Andrew Rosenheim
A master of spy fiction to the end — John Le Carré’s Silverview reviewed
Are damaging Intelligence leaks connected to the mysterious foreigner who has inveigled his way into an East Anglian bookshop?
Literary estates work to preserve a writer’s reputation — and sometimes milk it too. The appearance of this novel by John le Carré less than a year after his death seems almost suspiciously opportune, but whatever the publishing expediency involved, it is a very fine finale.
Julian Lawndsley is the 33-year-old owner of a bookshop in an East Anglian seaside town, having fled the City, where he has made both his fortune and his name asa canny trader. Any echoes of The Bookshop by Penelope Fitzgerald soon fade as we discover that Lawndsley knows virtually nothing about books and even less about the customers he sells them to — until Edward Avon, an exotic foreigner, enters his shop one evening.
The bookseller’s interest is initially piqued by Avon’s claim to a boyhood friendship with Lawndsley’s late father, a sex-mad vicar long ago defrocked after announcing one Sunday to a startled congregation that God does not exist. Avon himself claims to be a retired academic, with a dubious Polish father of his own. He persuades Lawndsley to let him stock a section of the shop with his favourite books, and dubs this miniature enterprise the Republic of Literature. We begin to sense that Avon is using time spent doing this as the improbable cover for another activity — like the man paid to copy the encyclopaedia in Sherlock Holmes’s ‘The Red-Headed League’.
There are usually parallel strands to any Le Carré narrative, and in Silverview a second skein features Stewart Proctor, a senior intelligence officer now in the run-up to retirement as the head of domestic security, where he investigates a damaging series of leaks. Proctor’s attention turns to Avon when he discovers that the secrets haemorrhaging are all known to Avon’s dying wife Deborah, a senior figure in the Service who has, exceptionally, been granted external access to the reports of an otherwise sealed internal network. From Proctor we learn that Avon also used to work for British Intelligence — first in his native Poland, then in Bosnia, where he was traumatised by one of the many unknown massacres of the conflict.

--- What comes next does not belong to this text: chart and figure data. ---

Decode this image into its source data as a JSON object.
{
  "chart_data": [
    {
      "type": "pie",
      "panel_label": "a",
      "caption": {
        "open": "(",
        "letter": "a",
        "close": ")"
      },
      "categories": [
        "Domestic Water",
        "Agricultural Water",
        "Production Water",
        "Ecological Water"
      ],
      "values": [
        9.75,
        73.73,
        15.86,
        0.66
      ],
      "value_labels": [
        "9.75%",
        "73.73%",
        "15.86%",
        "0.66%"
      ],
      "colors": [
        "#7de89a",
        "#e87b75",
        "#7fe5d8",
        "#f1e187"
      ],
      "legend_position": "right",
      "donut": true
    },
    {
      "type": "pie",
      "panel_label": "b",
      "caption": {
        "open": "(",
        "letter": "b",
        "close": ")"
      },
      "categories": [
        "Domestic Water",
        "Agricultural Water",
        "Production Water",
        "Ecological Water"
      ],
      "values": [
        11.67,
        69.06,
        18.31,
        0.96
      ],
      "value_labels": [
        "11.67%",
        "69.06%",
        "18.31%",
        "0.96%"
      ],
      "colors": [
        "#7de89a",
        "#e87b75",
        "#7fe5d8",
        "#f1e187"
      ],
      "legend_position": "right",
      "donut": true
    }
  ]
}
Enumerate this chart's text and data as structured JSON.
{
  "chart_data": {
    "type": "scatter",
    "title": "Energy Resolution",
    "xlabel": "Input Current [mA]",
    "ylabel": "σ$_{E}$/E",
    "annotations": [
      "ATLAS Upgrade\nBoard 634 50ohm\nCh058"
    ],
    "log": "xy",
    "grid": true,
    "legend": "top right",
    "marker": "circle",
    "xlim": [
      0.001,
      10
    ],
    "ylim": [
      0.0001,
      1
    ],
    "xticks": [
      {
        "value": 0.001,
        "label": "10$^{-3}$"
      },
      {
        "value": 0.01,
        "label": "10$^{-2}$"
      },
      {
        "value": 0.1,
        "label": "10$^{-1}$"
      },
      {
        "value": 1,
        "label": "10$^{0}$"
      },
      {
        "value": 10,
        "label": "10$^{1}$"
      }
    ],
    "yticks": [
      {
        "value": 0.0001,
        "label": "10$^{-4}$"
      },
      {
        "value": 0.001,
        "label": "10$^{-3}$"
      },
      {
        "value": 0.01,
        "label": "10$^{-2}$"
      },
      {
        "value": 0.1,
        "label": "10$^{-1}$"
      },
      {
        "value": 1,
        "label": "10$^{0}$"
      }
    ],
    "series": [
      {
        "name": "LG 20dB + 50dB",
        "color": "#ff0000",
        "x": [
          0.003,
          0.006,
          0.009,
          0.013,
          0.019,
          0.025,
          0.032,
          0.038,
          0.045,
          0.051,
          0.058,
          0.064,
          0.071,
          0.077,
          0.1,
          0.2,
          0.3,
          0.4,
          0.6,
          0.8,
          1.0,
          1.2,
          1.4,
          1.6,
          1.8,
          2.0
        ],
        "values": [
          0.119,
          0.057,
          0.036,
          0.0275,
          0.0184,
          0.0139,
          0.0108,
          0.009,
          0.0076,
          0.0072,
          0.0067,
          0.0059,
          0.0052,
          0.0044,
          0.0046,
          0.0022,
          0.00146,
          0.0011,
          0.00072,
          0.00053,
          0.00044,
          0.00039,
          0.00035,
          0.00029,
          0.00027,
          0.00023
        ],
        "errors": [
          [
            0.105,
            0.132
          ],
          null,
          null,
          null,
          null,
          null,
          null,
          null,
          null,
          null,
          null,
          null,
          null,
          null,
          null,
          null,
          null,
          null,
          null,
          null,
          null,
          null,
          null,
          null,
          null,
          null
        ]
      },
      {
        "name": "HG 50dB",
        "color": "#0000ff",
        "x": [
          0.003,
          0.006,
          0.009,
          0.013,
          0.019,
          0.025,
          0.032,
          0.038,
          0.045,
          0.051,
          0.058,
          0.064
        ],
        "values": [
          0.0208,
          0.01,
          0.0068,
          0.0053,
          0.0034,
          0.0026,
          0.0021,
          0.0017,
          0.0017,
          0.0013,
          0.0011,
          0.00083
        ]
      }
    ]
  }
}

As Proctor starts to home in, Lawndsley’s friendship with the chameleon-like Avon grows, though it is complicated by the bookseller’s attraction to Avon’s prickly daughter, Lily. Like virtually every other character, she too has been co-opted by the intelligence services, yet proves more attached to her father than her cynical diffidence at first suggests. For the world of Silverview is cloyingly close, if rarely cosy. No fewer than three married couples in the novel have both spouses tied in some way to the Service; collectively, they form a study in organisational misery, as if all six were the sour employees of a declining, nepotistic NGO. Their glumness is at once pervasive and perverse, not unlike George Smiley’s curious deflation at the moment of his greatest triumph, when his arch-rival Karla of the KGB at last defects to the West.
Silverview is short and brisk (roughly half the length of any of the Karla trilogy) but is the better for it. There are no longueurs. As ever with Le Carré, the most intriguing character is the most enigmatic, and most damaged. At the book’s end, a final twist emerges that results, surprisingly, not from the kind of conspiracy Le Carré loved to concoct but from a sublimely imagined cock-up.
But then Le Carré confounded our expectations in so many ways of what a ‘spy thriller’ writer provides. His books have weaknesses that would have eclipsed a lesser talent: not many of his female characters are memorable (Connie Sachs is a wonderful exception); his novels begin slowly, and some of them stay that way. He is not a writer of compelling action scenes; his love of detail is sometimes over-elaborate, to decelerating effect, and his dialogue can sometimes ring false, as if an eagerness to show rather than tell puts too much explication in his many horses’ mouths.
But for writing of subtlety, cadence and strength, with a special aptitude for the revealing particular, he is virtually unequalled. He created a cast of characters who remain vivid in our heads, and includes many minor ones — for every portrait of Smiley there is an unforgettably louche Toby Esterhase or stolid, reliable Inspector Mendel. Time and again, Le Carré was able to weave an entrancing, haunting world of his own, a feat repeated in Silverview. There are few writers to match him, and fewer who are still alive.